Rahul Sharma, Saurabh Gupta, Bharath Hariharan, Alex Aiken, and Aditya Nori
We describe a new algorithm GUESS-AND-CHECK for computing algebraic equation invariants. These invariants are of the form $\wedge_i f_i(x_1,\ldots,x_n =0$,, where each fi is a polynomial over the variables x1, ... , xn of the program. Two novel features of our algorithm are:- (1) it is data driven, that is, invariants are derived from data generated from concrete executions of the program, and (2) it is sound and complete, that is, the algorithm terminates with the correct invariant if it exists. The GUESS-AND-CHECK algorithm proceeds iteratively in two phases.

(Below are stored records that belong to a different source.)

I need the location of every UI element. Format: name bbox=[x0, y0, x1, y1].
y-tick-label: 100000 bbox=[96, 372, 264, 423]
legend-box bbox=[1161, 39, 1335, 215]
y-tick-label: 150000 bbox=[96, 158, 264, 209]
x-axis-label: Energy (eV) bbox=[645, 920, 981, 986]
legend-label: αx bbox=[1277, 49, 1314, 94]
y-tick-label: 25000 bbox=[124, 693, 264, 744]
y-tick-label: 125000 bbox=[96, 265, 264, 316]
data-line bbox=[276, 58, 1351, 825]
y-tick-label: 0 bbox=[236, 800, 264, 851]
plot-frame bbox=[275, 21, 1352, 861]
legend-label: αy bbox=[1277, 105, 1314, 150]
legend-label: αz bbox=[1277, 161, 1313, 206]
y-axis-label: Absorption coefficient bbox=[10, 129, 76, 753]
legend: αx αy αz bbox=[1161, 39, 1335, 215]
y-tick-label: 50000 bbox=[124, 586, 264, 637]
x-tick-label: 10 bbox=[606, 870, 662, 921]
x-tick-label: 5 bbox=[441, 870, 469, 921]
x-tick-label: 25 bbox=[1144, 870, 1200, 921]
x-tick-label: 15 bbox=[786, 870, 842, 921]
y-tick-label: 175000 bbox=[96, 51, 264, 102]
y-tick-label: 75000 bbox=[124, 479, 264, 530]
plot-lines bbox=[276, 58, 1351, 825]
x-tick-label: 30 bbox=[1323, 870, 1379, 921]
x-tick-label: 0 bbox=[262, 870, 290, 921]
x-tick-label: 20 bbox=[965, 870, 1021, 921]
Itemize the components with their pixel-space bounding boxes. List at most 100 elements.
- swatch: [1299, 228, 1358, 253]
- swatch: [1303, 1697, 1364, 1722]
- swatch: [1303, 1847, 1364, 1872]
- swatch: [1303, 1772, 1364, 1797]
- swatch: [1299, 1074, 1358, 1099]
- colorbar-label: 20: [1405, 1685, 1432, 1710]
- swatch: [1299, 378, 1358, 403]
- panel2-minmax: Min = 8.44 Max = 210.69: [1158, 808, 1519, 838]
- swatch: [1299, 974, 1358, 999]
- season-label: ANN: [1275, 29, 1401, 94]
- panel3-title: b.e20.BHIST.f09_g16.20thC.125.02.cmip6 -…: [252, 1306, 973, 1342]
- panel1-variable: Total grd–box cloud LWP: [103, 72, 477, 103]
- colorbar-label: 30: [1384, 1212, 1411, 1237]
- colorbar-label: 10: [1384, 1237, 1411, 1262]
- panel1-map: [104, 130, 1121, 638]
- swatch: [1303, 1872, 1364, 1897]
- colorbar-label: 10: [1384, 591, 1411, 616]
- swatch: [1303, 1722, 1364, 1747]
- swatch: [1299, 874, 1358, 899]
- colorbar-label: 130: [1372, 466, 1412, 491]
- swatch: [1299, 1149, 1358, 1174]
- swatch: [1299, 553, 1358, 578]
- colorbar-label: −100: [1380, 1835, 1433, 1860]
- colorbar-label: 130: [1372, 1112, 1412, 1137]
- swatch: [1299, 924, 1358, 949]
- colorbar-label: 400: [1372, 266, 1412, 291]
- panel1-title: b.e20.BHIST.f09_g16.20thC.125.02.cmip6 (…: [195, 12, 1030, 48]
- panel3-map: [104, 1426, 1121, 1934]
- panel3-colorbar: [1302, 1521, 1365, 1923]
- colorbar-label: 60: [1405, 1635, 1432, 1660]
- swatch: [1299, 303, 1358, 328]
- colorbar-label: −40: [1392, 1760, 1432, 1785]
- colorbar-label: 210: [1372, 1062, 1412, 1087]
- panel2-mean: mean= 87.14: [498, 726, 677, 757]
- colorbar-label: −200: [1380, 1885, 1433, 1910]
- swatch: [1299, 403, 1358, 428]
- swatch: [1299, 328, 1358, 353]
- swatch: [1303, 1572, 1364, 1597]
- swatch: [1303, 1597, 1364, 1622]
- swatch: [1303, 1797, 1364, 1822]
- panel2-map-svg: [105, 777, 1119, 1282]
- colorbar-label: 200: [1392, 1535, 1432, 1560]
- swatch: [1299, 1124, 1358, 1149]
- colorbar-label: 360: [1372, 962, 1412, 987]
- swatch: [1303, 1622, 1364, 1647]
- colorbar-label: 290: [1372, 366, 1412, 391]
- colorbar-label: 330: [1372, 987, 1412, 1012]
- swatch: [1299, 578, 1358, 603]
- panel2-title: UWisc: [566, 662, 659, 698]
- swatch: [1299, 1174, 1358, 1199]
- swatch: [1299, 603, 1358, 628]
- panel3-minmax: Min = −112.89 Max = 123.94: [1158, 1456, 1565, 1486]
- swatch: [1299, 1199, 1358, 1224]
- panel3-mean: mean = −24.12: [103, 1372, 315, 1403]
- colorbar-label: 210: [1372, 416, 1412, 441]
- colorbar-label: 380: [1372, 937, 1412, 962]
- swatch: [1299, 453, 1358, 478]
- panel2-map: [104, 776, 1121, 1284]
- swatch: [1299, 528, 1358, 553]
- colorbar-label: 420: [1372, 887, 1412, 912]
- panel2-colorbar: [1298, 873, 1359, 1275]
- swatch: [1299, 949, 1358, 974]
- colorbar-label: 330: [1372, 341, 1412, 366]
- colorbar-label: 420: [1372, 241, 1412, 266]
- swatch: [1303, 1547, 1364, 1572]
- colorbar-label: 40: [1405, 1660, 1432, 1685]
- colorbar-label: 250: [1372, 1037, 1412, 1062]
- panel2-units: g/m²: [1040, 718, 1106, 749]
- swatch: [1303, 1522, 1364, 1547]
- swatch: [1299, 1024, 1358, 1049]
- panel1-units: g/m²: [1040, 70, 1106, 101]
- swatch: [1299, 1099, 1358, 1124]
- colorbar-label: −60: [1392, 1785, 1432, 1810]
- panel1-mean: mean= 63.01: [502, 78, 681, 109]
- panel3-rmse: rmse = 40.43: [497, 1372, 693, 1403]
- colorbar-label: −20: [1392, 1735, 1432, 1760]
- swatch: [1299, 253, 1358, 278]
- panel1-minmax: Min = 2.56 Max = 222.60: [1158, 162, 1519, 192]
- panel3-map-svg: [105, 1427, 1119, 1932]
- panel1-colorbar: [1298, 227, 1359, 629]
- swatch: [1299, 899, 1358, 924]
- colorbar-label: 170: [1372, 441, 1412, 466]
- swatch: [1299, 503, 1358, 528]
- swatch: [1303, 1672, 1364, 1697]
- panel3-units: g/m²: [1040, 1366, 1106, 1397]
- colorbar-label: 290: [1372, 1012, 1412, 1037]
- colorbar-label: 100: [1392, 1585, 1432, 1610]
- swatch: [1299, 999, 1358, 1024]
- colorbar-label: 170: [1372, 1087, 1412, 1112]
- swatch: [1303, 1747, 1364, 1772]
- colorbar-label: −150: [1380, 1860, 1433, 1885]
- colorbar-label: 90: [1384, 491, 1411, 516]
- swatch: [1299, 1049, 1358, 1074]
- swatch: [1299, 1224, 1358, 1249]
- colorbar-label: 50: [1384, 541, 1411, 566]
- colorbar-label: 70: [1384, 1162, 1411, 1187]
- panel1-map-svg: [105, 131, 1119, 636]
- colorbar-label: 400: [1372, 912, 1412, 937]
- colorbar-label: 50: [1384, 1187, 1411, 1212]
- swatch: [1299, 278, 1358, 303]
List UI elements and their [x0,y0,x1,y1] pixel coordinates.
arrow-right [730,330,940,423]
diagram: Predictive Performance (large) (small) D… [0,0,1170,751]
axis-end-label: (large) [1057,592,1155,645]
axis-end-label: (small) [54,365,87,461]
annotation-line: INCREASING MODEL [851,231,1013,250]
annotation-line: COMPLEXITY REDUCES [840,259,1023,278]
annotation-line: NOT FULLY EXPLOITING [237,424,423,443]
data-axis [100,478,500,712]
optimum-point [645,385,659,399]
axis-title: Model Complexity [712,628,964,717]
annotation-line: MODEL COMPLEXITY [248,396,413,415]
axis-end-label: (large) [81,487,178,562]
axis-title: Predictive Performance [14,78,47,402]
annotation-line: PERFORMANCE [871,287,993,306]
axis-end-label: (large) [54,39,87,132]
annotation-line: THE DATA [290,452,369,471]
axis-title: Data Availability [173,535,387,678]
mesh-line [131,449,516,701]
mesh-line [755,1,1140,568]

The “guess” phase uses linear algebra techniques to efficiently derive a candidate invariant from data. This candidate invariant is subsequently validated in a “check” phase. If the check phase fails to validate the candidate invariant, then the proof of invalidity is used to generate more data and this is used to find better candidate invariants in a subsequent guess phase. Therefore, GUESS-AND-CHECK iteratively invokes the guess and check phases until it finds the desired invariant. In terms of implementation, off-the-shelf linear algebra solvers are used to implement the guess phase, and off-the-shelf decision procedures are used to implement the check phase.
We have evaluated our technique on a number of benchmark programs from recent papers on invariant generation. Our results are encouraging – we are able to efficiently compute algebraic invariants in all cases.